I lingered until a security guard told me to leave. I bought a postcard of that painting in the gift shop, and when I got back to my homestay, I tacked it up on the wall next to the photograph of my mother, the one I’d found a few weeks before. My mother as a younger woman, before her life had solidified onto its current course. Every morning during that semester in Paris, those images were the first things I saw when I opened my eyes. I began to think of them as a pair, as a symmetry. The past, the present. They reminded me of the gift I’d been given: time. Time to do nothing, or time to do whatever I wanted. I didn’t need to have it all figured out. The uncomfortable feeling that had plagued me through sophomore year, that had made me feel strange and restless—it had taken a while, but it had finally evaporated. I was okay, right where I was.
Mrs. Baldwin was regarding me with a quizzical expression.
“I’m sorry?” I said, emerging from the undertow of memory.
“I said, you’re living with your boyfriend in New York, isn’t that right?”
“Right. Right, yes. We went to college together. He works in finance.”

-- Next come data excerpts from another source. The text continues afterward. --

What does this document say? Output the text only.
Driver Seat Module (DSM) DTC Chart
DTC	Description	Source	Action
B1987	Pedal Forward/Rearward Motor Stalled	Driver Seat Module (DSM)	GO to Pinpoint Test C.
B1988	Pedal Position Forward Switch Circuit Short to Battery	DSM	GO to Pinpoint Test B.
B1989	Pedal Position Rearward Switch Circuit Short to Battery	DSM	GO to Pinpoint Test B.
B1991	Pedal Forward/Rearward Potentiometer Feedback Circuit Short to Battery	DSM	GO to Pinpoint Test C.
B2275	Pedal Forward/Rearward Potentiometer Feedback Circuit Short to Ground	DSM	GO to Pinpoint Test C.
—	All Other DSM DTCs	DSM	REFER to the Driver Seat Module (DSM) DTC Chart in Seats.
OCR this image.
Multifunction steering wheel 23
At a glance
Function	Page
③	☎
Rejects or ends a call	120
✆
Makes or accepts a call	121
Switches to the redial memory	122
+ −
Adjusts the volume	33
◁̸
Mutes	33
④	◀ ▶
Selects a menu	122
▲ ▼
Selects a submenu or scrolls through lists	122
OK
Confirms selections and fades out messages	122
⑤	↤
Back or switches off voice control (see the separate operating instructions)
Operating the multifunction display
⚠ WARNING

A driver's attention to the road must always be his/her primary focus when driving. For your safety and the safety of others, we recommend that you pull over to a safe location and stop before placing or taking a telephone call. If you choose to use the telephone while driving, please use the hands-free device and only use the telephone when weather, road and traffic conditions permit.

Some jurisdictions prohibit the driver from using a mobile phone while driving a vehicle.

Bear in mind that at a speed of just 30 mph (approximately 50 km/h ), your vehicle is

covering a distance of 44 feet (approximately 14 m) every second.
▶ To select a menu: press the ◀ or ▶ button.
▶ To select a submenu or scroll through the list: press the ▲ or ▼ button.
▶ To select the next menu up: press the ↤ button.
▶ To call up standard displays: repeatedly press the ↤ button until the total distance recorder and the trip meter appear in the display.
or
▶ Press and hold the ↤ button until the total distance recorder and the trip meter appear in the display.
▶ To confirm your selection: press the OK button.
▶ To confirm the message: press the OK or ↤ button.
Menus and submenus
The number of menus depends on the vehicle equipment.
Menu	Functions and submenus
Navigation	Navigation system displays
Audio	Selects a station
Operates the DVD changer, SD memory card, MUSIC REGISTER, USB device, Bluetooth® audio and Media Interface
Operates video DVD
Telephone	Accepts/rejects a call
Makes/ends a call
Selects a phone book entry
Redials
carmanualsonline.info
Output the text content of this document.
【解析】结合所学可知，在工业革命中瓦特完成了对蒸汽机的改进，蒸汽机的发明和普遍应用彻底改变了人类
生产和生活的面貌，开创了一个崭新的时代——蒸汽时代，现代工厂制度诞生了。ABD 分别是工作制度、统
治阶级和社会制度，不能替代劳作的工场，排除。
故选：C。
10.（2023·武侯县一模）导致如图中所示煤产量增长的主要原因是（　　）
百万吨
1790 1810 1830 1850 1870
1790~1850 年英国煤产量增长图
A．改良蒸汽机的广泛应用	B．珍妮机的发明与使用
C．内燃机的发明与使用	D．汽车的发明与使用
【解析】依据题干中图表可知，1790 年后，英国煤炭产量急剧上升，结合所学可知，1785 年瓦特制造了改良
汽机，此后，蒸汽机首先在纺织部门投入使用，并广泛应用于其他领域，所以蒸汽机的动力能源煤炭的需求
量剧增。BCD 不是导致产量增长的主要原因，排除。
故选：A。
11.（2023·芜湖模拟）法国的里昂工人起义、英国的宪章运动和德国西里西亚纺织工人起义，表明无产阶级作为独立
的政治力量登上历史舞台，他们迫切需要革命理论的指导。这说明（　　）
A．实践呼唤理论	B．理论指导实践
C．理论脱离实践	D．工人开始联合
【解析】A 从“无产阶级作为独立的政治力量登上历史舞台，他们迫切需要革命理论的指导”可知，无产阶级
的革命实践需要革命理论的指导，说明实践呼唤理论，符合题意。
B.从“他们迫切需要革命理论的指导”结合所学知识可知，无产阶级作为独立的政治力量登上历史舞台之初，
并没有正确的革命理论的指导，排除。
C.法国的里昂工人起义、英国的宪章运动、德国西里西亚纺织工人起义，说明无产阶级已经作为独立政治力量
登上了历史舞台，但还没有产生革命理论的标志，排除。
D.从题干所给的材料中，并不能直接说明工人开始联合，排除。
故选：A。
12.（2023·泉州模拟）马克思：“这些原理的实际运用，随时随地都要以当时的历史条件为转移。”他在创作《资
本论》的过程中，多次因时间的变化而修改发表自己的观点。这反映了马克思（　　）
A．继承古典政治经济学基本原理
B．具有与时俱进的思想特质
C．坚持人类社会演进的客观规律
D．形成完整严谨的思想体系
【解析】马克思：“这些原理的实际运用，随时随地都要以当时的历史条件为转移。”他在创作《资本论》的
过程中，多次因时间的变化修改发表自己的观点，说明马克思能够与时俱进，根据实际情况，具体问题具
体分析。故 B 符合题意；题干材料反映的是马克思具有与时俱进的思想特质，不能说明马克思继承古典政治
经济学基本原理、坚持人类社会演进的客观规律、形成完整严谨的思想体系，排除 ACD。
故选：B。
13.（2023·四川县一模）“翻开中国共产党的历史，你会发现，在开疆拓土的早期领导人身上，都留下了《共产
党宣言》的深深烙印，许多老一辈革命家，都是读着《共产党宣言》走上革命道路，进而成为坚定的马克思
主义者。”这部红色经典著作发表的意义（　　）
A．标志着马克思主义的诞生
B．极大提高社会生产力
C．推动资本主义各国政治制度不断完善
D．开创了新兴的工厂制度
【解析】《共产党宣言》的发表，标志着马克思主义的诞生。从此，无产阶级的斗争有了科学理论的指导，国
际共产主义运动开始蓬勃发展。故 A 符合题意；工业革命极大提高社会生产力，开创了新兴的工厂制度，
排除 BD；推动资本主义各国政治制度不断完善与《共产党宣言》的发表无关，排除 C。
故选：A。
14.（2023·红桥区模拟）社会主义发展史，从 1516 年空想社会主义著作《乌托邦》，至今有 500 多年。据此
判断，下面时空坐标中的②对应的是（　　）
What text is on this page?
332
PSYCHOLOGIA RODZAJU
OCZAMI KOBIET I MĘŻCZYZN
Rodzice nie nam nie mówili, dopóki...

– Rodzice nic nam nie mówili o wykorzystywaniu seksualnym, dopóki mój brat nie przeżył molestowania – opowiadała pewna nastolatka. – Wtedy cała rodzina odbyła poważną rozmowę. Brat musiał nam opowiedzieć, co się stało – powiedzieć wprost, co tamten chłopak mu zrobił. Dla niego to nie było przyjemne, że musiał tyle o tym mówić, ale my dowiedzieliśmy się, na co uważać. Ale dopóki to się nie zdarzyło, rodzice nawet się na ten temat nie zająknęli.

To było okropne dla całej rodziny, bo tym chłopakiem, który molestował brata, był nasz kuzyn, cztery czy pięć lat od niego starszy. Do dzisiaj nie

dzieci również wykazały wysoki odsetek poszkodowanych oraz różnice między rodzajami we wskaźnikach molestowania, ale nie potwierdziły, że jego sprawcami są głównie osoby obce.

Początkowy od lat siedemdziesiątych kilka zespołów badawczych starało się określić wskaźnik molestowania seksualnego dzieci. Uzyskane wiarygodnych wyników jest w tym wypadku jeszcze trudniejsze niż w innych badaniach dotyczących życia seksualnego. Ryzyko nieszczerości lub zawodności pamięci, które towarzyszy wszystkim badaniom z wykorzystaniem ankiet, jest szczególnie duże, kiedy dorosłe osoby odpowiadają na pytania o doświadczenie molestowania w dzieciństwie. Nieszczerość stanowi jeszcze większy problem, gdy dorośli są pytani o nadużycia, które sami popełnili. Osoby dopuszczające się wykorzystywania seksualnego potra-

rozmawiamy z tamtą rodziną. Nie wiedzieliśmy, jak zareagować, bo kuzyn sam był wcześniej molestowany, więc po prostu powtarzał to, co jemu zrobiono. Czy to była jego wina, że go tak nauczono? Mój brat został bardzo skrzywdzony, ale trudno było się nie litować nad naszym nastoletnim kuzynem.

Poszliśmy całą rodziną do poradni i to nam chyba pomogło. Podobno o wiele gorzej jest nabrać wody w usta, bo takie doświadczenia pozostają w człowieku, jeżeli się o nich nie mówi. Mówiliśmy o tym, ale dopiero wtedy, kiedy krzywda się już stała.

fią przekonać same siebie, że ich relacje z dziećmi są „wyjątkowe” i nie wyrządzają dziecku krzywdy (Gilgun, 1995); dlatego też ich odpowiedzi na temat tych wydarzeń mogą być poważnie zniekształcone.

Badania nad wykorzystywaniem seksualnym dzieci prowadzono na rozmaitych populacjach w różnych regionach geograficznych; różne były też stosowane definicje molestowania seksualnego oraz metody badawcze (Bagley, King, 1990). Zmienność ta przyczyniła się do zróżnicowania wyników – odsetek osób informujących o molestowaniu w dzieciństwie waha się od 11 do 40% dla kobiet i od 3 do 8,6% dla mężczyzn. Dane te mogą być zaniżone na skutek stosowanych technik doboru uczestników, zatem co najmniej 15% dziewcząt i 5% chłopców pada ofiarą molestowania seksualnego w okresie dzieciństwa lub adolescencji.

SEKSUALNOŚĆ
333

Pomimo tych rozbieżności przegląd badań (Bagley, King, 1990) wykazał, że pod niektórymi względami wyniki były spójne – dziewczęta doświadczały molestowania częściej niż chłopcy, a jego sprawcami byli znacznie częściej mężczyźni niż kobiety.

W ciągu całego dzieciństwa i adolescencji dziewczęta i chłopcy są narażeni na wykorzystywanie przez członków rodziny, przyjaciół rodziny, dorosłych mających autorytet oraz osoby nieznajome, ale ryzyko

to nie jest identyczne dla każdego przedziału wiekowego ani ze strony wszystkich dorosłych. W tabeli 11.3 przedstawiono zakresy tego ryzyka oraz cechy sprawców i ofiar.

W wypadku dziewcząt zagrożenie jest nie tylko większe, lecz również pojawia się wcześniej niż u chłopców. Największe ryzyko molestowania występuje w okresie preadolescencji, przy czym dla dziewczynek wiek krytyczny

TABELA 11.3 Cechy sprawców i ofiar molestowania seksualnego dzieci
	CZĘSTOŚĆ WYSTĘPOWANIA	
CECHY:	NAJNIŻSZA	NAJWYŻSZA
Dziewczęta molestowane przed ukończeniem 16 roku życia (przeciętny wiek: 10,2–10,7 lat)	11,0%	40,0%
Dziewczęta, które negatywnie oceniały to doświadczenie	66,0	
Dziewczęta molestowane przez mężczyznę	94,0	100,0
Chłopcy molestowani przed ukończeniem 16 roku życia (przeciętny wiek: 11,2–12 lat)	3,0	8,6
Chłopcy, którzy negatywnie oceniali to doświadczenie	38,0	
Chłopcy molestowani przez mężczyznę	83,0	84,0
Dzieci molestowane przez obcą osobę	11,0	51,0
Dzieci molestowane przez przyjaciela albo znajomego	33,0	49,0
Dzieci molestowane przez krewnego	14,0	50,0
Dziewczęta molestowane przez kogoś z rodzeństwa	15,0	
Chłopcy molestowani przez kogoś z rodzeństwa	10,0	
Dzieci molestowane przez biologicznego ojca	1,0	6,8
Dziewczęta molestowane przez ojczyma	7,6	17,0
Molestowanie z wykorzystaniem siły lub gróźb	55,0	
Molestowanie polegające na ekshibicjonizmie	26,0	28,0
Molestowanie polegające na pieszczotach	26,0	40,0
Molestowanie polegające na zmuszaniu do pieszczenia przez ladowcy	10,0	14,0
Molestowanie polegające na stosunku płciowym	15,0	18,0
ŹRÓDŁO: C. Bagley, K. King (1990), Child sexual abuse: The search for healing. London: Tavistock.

Those data points rendered him acceptable. Mrs. Baldwin didn’t need to know any more. She started telling me about her son’s wedding over the summer—it was just the loveliest wedding, they were married at the Cloisters, the bride’s parents were famous-ish, and the mayor came. I refilled my wineglass again, then again. The memories of Paris had made me melancholy, had reignited a longing for some vanished chapter of my life. It was a feeling too big to hold on to.
“You okay?” Elizabeth said between dinner and dessert, after we had gotten up from the table to load the plates into the dishwasher.
“I had too much wine.”
She snorted. “Sitting next to Mrs. Baldwin? Next time I’d go for something stronger. Heroin, maybe.”
“How was your end of the table?”
“He kept touching my hand. Like, to make a point in conversation. But he was leaving it there a little too long.”
“Dr. Baldwin? Ugh. Creepy.”
My parents waved good-bye to the Baldwins as their car backed out of the driveway. When the front door closed, I noticed a slump in both of them. The mask dropped, the smile loosened. They didn’t particularly enjoy the company of the Baldwins any more than Elizabeth or I did. But they did see the utility of their company. The Baldwins were the right kind of people with the right kind of connections.
“Just leave it,” my mother said when Elizabeth and I started clearing the dessert dishes from the table. “Let Jasmine get it in the morning. I’m going to bed.”
She trudged up the stairs. My father retreated to his study off of the kitchen; always more work to be done. Elizabeth shrugged and went up to her room, too. Pepper had been in his crate all through dinner, and no one made a move to let him out. So I unlatched the door and fed him a scrap of piecrust from Mrs. Baldwin’s plate, then took him for a long walk through the dark and sleepy neighborhood.
Chapter 11
Evan
Roger caught me earlier that day. “Trouble in paradise?” he said, clapping me on the shoulder.
I jumped in my seat and exited the browser where I’d been looking at apartment listings, but I felt the heat rise in my face. Roger sat down across from me, grinning with glee at his discovery. “The wife mad that you’ve been spending so much time in the office? She kicking you out?”
“Shut up, Roger.”
“Oh, wow. Did I hit a nerve?”
Several hours later, Roger was gone. Everyone was gone, except for me. The streets were quiet when I finally left the office around midnight. The scattering to home had begun that afternoon. The only signs of life in our neighborhood were the divey Irish bars jam-packed with city kids who were home for the holidays from college, drinking with friends.
In the bathroom, brushing my teeth, I heard a strange noise. A mechanical chirp. After a minute of confusion, I finally saw it on the ceiling: the smoke detector, flashing a yellow warning light. I dragged a chair over and disconnected it, took the battery out, and it went silent. It was too late to go out and buy a new battery. I’d have to survive a night without it.
But I couldn’t fall asleep. The whole apartment felt unsettled—it had ever since I’d gotten back from Las Vegas. I’d taken to lingering longer and longer at the office to avoid it. At least I could still feel normal at the office. Even when she wasn’t around, the feeling of Julia clung to the apartment. I’d started checking online apartment listings in my spare time, furtively, clearing my browser history afterward like I’d been watching porn. The options beckoned: sexy, seductive, a fresh start. Rents were loaded with incentives, post-crash. The new glassy, high-end buildings on the far West Side were perfectly affordable for a young finance bachelor. Then I’d shake my head. I wasn’t a bachelor. Julia and I were still together, after all.
I kept tossing and turning that night, thinking I was hearing the distant chirp of the dead smoke detector. I finally drifted off, but I woke a few minutes later with a start. I thought I smelled smoke, but I knew it was nothing.